Распорядился следователь, явился за мной конвойный, через весь город прямо на станцию препроводил меня, как положено, по этапу и к обеду в окружную тюрьму доставил. Так и шли по улице: я — спереди, конвойный с ружьем — позади. Народ оглядывается, диву дается, что я за злодей такой, у меня шапка и та от стыда покраснела. Говорю конвойному:
— Пойдем рядышком!
А он меня концом ружья подталкивает:
— Шагай да помалкивай!
Только одну поблажку мне дал: разрешил два слова попу написать, что я в тюрьме.
В тюрьме-то мне раньше бывать не приходилось, и думал я, что это бог весть какая страсть, а оно-то вроде и не так страшно мне показалось. Людей там много, люди всякие, хлеб как хлеб, еда как еда, сидишь себе за решеткой и отдыхаешь. В карты не умел я играть — научили меня два жулика, которые со мной в камере сидели. Смекалистые люди оказались, и деньжонки у них водились, так что свою порцию они мне отдавали, а себе харчи прикупали на стороне. Спросили меня, за что я в тюрьму угодил — ну рассказал я, за что да как.
— Василев, — говорю, — меня бы спас, да я обмишурился, подписал, так уж ничего не поделаешь…
Жулики мои переглядываются и посмеиваются.
— Чему это, — говорю, — вы ощеряетесь?
— А тому, что мозги-то у тебя куриные, — отвечает один — Арменко его звали, сам из себя жилистый, лицо дубленое и шибко смешливый.
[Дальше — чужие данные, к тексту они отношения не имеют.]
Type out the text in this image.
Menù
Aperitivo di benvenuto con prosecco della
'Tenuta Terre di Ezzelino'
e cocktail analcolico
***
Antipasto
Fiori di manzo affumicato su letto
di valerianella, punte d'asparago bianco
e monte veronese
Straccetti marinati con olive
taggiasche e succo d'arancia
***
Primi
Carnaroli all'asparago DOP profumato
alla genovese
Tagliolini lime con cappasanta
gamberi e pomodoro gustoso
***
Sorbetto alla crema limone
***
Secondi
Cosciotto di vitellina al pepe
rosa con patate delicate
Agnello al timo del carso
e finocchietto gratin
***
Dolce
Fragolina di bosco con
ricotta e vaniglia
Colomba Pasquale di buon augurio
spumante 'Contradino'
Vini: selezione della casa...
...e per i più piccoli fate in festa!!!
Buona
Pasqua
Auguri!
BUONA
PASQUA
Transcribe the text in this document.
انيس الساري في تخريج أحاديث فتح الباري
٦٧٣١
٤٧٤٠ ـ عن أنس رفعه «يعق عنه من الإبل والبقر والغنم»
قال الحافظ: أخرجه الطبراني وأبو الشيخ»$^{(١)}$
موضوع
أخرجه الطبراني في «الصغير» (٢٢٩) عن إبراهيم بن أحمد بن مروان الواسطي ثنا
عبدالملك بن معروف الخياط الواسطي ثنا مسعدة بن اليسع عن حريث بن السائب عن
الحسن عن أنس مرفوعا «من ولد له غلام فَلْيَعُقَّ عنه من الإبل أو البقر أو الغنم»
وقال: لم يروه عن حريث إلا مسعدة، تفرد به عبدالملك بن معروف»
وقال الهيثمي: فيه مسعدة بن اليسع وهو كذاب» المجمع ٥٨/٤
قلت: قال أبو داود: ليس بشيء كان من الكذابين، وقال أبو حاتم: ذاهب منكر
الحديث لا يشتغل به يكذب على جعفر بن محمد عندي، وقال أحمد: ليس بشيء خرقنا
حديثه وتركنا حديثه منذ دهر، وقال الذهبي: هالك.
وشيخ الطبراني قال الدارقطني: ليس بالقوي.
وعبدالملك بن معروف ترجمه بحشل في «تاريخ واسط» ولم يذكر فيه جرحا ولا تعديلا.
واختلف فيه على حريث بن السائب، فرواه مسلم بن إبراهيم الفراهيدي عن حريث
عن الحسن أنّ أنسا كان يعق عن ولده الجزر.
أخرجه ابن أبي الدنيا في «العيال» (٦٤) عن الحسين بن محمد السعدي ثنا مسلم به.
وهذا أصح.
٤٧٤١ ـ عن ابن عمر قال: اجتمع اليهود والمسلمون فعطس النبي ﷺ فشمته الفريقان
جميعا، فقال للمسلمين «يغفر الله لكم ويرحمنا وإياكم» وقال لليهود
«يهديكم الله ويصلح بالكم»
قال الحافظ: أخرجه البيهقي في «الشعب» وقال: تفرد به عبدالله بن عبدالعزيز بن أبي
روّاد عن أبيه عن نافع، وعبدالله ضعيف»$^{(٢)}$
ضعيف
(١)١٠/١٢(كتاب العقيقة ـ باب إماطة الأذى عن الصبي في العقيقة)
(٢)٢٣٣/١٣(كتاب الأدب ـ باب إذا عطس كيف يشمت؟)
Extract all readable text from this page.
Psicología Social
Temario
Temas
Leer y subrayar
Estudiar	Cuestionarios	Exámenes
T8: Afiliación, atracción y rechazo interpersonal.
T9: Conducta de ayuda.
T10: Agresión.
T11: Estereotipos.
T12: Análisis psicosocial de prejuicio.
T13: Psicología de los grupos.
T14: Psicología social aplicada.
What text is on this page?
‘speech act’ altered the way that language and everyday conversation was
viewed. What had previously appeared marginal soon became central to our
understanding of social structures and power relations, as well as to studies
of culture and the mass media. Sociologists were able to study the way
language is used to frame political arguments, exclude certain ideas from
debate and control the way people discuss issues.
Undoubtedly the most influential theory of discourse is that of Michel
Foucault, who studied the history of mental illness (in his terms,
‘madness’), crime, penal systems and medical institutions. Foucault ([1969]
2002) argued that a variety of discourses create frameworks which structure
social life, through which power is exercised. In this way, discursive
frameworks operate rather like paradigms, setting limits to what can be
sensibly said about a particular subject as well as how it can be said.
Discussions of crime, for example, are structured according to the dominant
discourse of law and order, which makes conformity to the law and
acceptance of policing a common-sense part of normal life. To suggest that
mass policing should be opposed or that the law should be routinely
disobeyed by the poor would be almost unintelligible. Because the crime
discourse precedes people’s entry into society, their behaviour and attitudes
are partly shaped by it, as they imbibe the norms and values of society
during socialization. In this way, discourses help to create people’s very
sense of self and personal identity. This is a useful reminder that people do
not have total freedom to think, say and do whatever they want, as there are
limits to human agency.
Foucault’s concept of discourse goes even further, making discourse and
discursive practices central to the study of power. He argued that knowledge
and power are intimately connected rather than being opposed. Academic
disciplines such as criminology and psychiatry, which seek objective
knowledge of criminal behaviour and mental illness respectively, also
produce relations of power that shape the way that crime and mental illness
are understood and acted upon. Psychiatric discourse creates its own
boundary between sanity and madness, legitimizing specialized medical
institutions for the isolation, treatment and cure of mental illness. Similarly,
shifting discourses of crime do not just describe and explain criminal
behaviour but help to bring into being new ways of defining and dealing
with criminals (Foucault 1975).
Все зубы скалил, так они у него наружу и торчали. — Ты, — говорит, — не понимаешь разве, что Ничев, Василев и следователь — одна бражка? Следователь таких лопухов, как тЫ, к Василеву отсылает, Василев — к Ничеву. Сначала залог с тебя сдерут, потом в окружном суде оберут, в третий раз — при апелляции, в четвертый — при кассации, пока не останешься ты гол как сокол. Мы, — говорит, — жулики, но мы только карманы у людей обчищаем, а эта разбойничья шайка обдирает вчистую, последнюю рубаху с плеч сымет! Им десятки или сотни мало, им тыщи подавай. Нас как поймают, так засудят, а этих и не ловят, и не судят, наоборот, они шуруют, а дурачки вроде тебя шапку перед ними ломают… На первую удочку ты случайно не попался. Смотри, — говорит мне Арменко, — на вторую не попадись, когда они тебя начнут вызволять… Скажи им, что сам будешь защищаться. А мы уж тебя научим. Как они сказали, так оно и вышло. На третий день вызвали меня на свидание. Гляжу — Василев.
— Прислал меня, — говорит, — Ничев тебя спасать! Вот доверенность — подпиши, чтобы я мог свою роль исполнять! Подвели тебя, — говорит, — под самую страшную статью, и положение у тебя аховое. СлаБа богу, что судья наш — демократ, каким-нибудь манером, а дело выиграем! Подпиши!
— Не буду, — говорю, — подписывать! Нет у меня денег. Сам защищаться буду!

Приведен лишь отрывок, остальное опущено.